Da reunião que validou o Estado como assassino participaram, além do próprio Geisel, João Figueiredo, que assumia a chefia do SNI, e os generais Milton Tavares de Souza e Confúcio Dantas de Paula Avelino. Figueredo, como se sabe, sucedeu Geisel e sob o seu governo aconteceu o atentado a bomba no Riocentro. Mas essa é outra história que algum memorando a ser retirado, no futuro próximo, de uma gaveta qualquer da CIA ou do Departamento de Estado americano revelará.
Aqui, como o Exército informa, hoje, documentos desse tipo foram destruídos.
Pesquisador há vinte anos, Spektor declara que o memorando do agente Colby é "perturbador". De fato, é uma folha de papel que tem o poder de demolir o castelo de cartas que alguns escritores, parte da mídia, muitos cientistas políticos, apoiadores da ditadura, filhotes e descendentes dos seus beneficiários ajudaram a construir. Um grande jornal foi até mais direto na elaboração do mito. A Folha de São Paulo - que muito além do apoio ao regime foi participante, contribuindo até com viaturas cedidas para a repressão - instituiu o conceito de "Ditabranda" para classificar o suave espectro cor-de-rosa que seus editores desenharam sobre uma das mais trágicas eras da história política do Brasil. Seria a tese de que nada existiu: a tortura era cordial, a censura foi amiga, o exílio era turístico e os assassinatos cenográficos.

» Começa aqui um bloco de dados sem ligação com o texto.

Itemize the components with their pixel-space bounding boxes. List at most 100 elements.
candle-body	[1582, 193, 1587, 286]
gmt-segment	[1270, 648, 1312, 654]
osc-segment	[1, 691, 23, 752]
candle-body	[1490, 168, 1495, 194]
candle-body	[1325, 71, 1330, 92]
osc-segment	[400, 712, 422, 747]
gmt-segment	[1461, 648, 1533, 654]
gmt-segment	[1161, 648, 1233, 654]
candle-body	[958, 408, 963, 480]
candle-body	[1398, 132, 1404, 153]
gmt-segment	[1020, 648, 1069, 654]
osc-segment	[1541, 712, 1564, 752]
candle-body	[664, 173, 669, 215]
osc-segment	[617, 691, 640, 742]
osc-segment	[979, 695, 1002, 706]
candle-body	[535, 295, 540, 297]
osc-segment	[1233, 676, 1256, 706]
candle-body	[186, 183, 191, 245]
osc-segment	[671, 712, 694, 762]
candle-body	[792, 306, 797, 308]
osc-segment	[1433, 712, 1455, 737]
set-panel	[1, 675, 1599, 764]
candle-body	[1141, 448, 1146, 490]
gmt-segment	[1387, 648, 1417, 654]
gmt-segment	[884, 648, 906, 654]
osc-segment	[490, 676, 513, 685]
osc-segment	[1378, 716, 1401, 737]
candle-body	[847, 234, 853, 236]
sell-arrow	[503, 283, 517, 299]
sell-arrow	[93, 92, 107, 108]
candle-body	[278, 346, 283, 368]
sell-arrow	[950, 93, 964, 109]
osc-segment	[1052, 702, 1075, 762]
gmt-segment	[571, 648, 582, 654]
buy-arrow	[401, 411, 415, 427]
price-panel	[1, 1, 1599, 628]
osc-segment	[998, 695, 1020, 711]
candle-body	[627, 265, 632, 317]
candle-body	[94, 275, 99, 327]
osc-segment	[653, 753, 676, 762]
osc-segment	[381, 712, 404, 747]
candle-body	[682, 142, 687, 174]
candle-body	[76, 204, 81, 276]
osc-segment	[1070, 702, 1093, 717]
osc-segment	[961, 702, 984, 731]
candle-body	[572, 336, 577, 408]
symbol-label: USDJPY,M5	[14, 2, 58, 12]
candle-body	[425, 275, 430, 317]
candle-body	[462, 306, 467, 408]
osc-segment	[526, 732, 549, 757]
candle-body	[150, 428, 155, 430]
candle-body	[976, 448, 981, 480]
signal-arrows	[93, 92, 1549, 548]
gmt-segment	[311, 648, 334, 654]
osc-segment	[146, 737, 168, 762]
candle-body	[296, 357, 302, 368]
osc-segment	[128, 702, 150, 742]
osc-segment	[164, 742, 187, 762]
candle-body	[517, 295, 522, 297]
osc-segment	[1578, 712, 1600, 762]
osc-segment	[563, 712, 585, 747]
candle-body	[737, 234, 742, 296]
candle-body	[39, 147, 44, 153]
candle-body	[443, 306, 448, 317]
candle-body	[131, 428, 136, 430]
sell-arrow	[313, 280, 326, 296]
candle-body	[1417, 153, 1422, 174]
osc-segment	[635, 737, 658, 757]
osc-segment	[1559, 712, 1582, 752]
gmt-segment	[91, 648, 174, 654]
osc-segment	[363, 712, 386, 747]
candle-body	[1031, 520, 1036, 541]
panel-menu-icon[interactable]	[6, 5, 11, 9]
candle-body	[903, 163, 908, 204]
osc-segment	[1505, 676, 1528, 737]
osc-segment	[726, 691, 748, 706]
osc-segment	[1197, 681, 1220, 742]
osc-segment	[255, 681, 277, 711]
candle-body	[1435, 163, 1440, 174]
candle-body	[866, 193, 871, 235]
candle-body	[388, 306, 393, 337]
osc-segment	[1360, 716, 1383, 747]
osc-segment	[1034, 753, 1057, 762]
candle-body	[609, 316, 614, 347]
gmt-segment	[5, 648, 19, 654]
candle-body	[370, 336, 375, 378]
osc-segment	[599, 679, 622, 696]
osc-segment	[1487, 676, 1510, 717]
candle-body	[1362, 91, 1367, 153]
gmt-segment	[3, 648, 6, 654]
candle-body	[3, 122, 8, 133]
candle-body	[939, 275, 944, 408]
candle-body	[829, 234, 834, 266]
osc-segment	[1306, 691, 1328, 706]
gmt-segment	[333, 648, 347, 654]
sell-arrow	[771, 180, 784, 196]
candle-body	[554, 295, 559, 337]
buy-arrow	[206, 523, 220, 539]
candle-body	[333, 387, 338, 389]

O documento da CIA cita Geisel e os três generais fardados. Mas caberia muito mais gente nas salas do Planalto quando o assassinato político foi admitido como estratégia de governo. Gente civil, de paletó e gravata. Desde a década anterior os governos militares vinham erguendo conjunto de leis, como o Ato Institucional n° 5 e a própria instituição da pena de morte para crimes políticos (esta nunca aplicada oficialmente, mas, vê-se agora, imposta em segredo), como respaldo ao endurecimento do regime. O método que a CIA descreve tem muitos coadjuvantes. Basta ler a lista de ministros, governadores nomeados, altos funcionários, embaixadores, juízes, chefes de agências de segurança, comandantes, executivos de corporações que colaboraram com a repressão etc.
Muitos, desgraçadamente, permaneceram influentes na vida política do Brasil.
Não há inocentes no organograma de um regime capaz de fazer um macabro workshop para decidir mortes em massa. Seus sobrenomes estão aí em nomes de cidades, de ruas, de viadutos... E seus legados sobrevivem em artigos de jornais, nas redes sociais e até no programa de governo de certos candidatos a presidente neste sombrio 2018.
EM 1985, MATÉRIA DA REVISTA FATOS RELATAVA MÉTODOS
DE EXTERMÍNIO DA DITADURA
Reprodução Fatos, 1985. |
O Brasil é que, aparentemente, não quis puxar esse fio desencapado.